I think that the entries are very important here - getting a "safe distance" early. Then I differ on how to handle the exit, and would prefer to exit,enter after re-evaluation and confirming that the trade is still possible. I do this lots of times. That way I think I still could get a larger move - AND avoiding the trade turning negative - unless a large and quick move gets underway - in which case the stop is prudent.
I sometimes get out of the trade a little soon - but it's the exception rather than the norm - when considering the conditions for entering the trade - eyeing a range bounce, extensions etc. These are the easy trades I find. Jumping into a frenzy on a number's aftermath also is quite easy at times, just trying to get the larger trend in there and seeing the stalling and it's effects like I described earlier in another post (friday, I think).
I have very few negative days, and I contribute this to the "nervous trading" that I operate. I also have no big drawdowns in FX trading, while I had some fairly big losses on ES trading some days. I used quite a bit heavier leverage on occasions on the ES, while the EuroFX seems much more risky with regards to big size. I guess I have adapted my style a little as well when transitioning to FX.
The worst-case days are the over-trading days which I also have not had very many of on FX, although there were some stupid days in september with tight chops when using a 20-20 hindsight. Other days the trading frenzy got me out of trouble ... a negative day with perhaps 30 pips negative (I think it happened once), turned positive after I got back in there while it was still possible to perform a lot of quick trades.
In general the over-trading days are exhausting and does not contribute to any well-being throughout the week, even if they are successful turn-around operations.
I talked to Wizardtrader earlier, and he has a similar "normal limit" on trades like me - going for 2-6 trades per day. Any effort beyond that during RTH is normally not very productive. Another difference though is that I trade almost 24h (not normally continously trading - but sporadically), and get into various timezones. This might have to do with his trading environment - I don't know. I do think that securing profits when there are no very good additional entries is a very sae practice ... you avoid getting the "superman-feeling" jumping into your "next successful trade" immediately .. but rather nurture a "fear" of losing the hard-earned profits and not squandering it on a flimsy trade which you are not really that sure about. Such a daily cap on the number of trades helps to focus on this and sometimes enforce securing profits. He also mentioned that other traders with similar styles he knew had similar limits.
All of the experiences of traders here do amount to something, and I've found many interesting new techniques and views - some which have helped me improve my trading. Of course, most I owe the IB FX thread which started me off with FX .. and now that I converted most of my USD profits into EUR I found that I had doubled my base on EuroFX.

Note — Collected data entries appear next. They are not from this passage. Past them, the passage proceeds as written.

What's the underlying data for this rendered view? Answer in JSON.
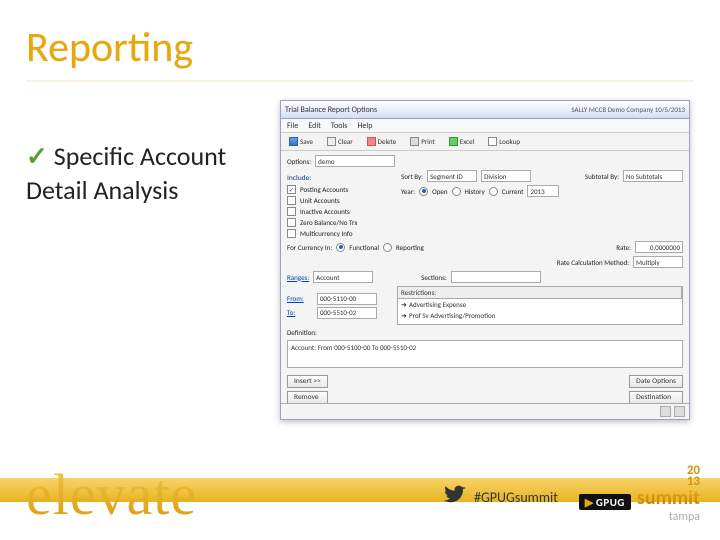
{
  "slide": {
    "title": "Reporting",
    "bullet_check": "✓",
    "bullet_text": "Specific Account Detail Analysis"
  },
  "window": {
    "title": "Trial Balance Report Options",
    "company": "SALLY  MCCB Demo Company  10/5/2013",
    "menus": [
      "File",
      "Edit",
      "Tools",
      "Help"
    ],
    "toolbar": {
      "save": "Save",
      "clear": "Clear",
      "delete": "Delete",
      "print": "Print",
      "excel": "Excel",
      "lookup": "Lookup"
    },
    "options_label": "Options:",
    "options_value": "demo",
    "include": {
      "header": "Include:",
      "posting_accounts": "Posting Accounts",
      "unit_accounts": "Unit Accounts",
      "inactive_accounts": "Inactive Accounts",
      "zero_balance": "Zero Balance/No Trx",
      "multicurrency": "Multicurrency Info"
    },
    "sortby_label": "Sort By:",
    "sortby_value": "Segment ID",
    "sortby_sel": "Division",
    "subtotal_label": "Subtotal By:",
    "subtotal_value": "No Subtotals",
    "year_label": "Year:",
    "year_open": "Open",
    "year_hist": "History",
    "year_current": "Current",
    "year_value": "2013",
    "reporting_label": "For Currency In:",
    "reporting_func": "Functional",
    "reporting_rep": "Reporting",
    "rate_label": "Rate:",
    "rate_value": "0.0000000",
    "ratecalc_label": "Rate Calculation Method:",
    "ratecalc_value": "Multiply",
    "ranges_label": "Ranges:",
    "ranges_field": "Account",
    "sections_label": "Sections:",
    "from_label": "From:",
    "from_value": "000-5110-00",
    "to_label": "To:",
    "to_value": "000-5510-02",
    "restr_header": "Restrictions:",
    "restr_rows": [
      {
        "col1": "Advertising Expense"
      },
      {
        "col1": "Prof Sv Advertising/Promotion"
      }
    ],
    "definition_label": "Definition:",
    "definition_value": "Account: From 000-5100-00 To 000-5510-02",
    "btn_insert": "Insert >>",
    "btn_remove": "Remove",
    "btn_opts": "Date Options",
    "btn_dest": "Destination"
  },
  "footer": {
    "brand_word": "elevate",
    "hashtag": "#GPUGsummit",
    "gpug": "GPUG",
    "summit": "summit",
    "year_top": "20",
    "year_bottom": "13",
    "city": "tampa"
  }
}
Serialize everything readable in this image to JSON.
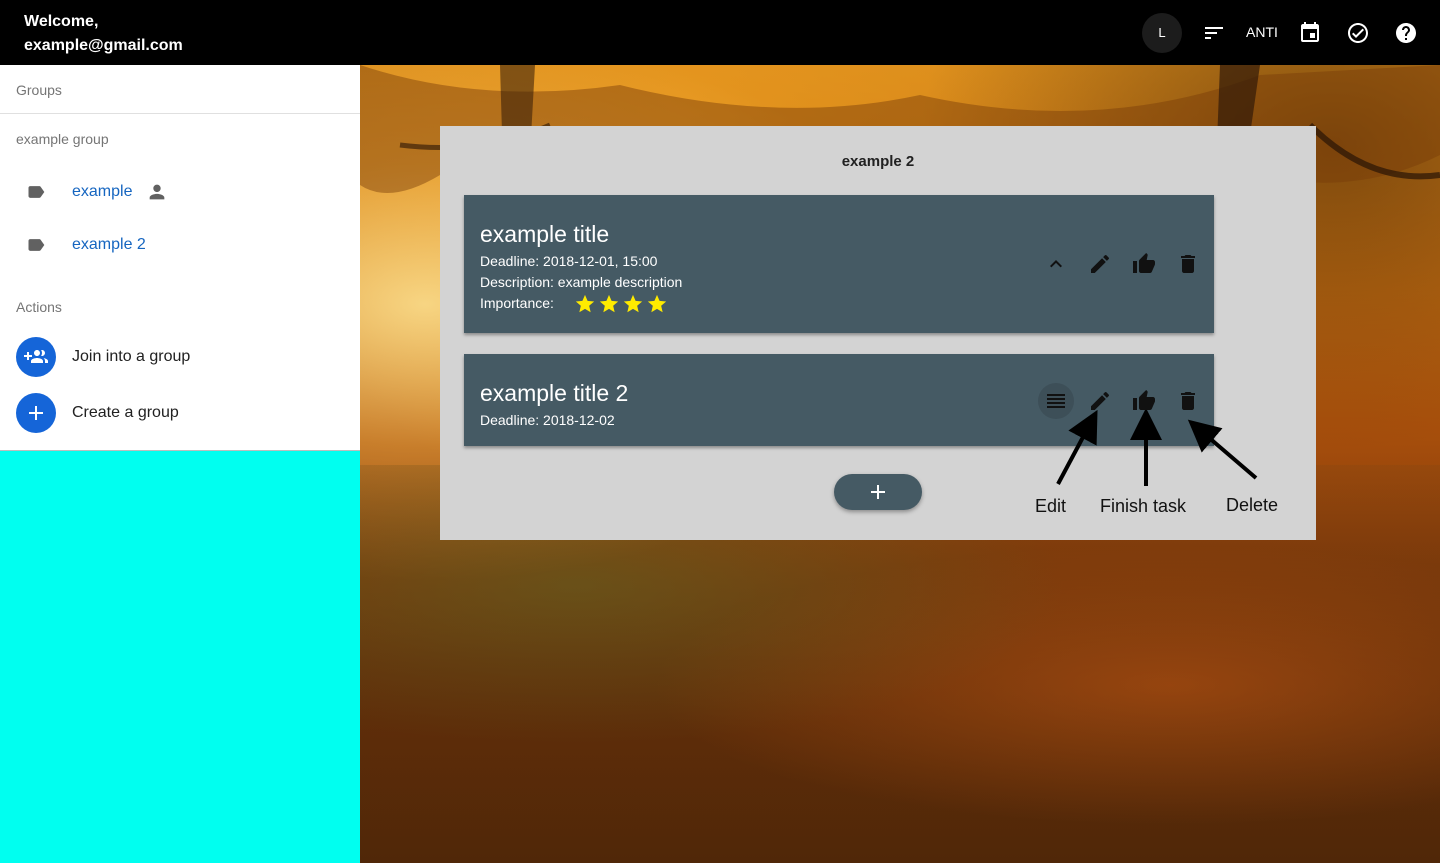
{
  "header": {
    "welcome_line1": "Welcome,",
    "welcome_line2": "example@gmail.com",
    "avatar_letter": "L",
    "filter_text": "ANTI",
    "icons": [
      "sort-icon",
      "calendar-icon",
      "check-circle-icon",
      "help-icon"
    ]
  },
  "sidebar": {
    "groups_heading": "Groups",
    "group_section_name": "example group",
    "groups": [
      {
        "label": "example",
        "icon": "label-icon",
        "owner_icon": "person-icon"
      },
      {
        "label": "example 2",
        "icon": "label-icon"
      }
    ],
    "actions_heading": "Actions",
    "actions": [
      {
        "label": "Join into a group",
        "icon": "group-add-icon"
      },
      {
        "label": "Create a group",
        "icon": "plus-icon"
      }
    ]
  },
  "main": {
    "group_title": "example 2",
    "tasks": [
      {
        "title": "example title",
        "deadline": "Deadline: 2018-12-01, 15:00",
        "description": "Description: example description",
        "importance_label": "Importance:",
        "importance": 4,
        "expanded": true
      },
      {
        "title": "example title 2",
        "deadline": "Deadline: 2018-12-02",
        "expanded": false
      }
    ],
    "annotations": {
      "edit": "Edit",
      "finish": "Finish task",
      "delete": "Delete"
    }
  },
  "colors": {
    "topbar": "#000000",
    "accent": "#1565d8",
    "link": "#1565c0",
    "task_card": "#455a64",
    "panel": "#d3d3d3",
    "sidebar_filler": "#00fff0",
    "star": "#ffeb00"
  }
}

It's time to step up to the next level though, because I seldom slow down something I enjoy - just like driving ...

Simulation of some positions with various scaling in, out and might be how I can find out how to get from where I am now and continue on my financial goal (outrageously high goal, BTW .. just for kicks). Being it as it is now, I'm well on my way .. and that makes it much easier to stick to my plan of how to get there.
I have been doing some simulation on spot FX for largely "position trading", but the impact of actually having trades in the market is of course not part of this. Also, the EuroFX will continue to be my tool ... not spot FX -- although it probably is the way to go if I ever get closer to my financial goal.
Earlier, I have reached every one of my financial goals .. but this one is going to take some time.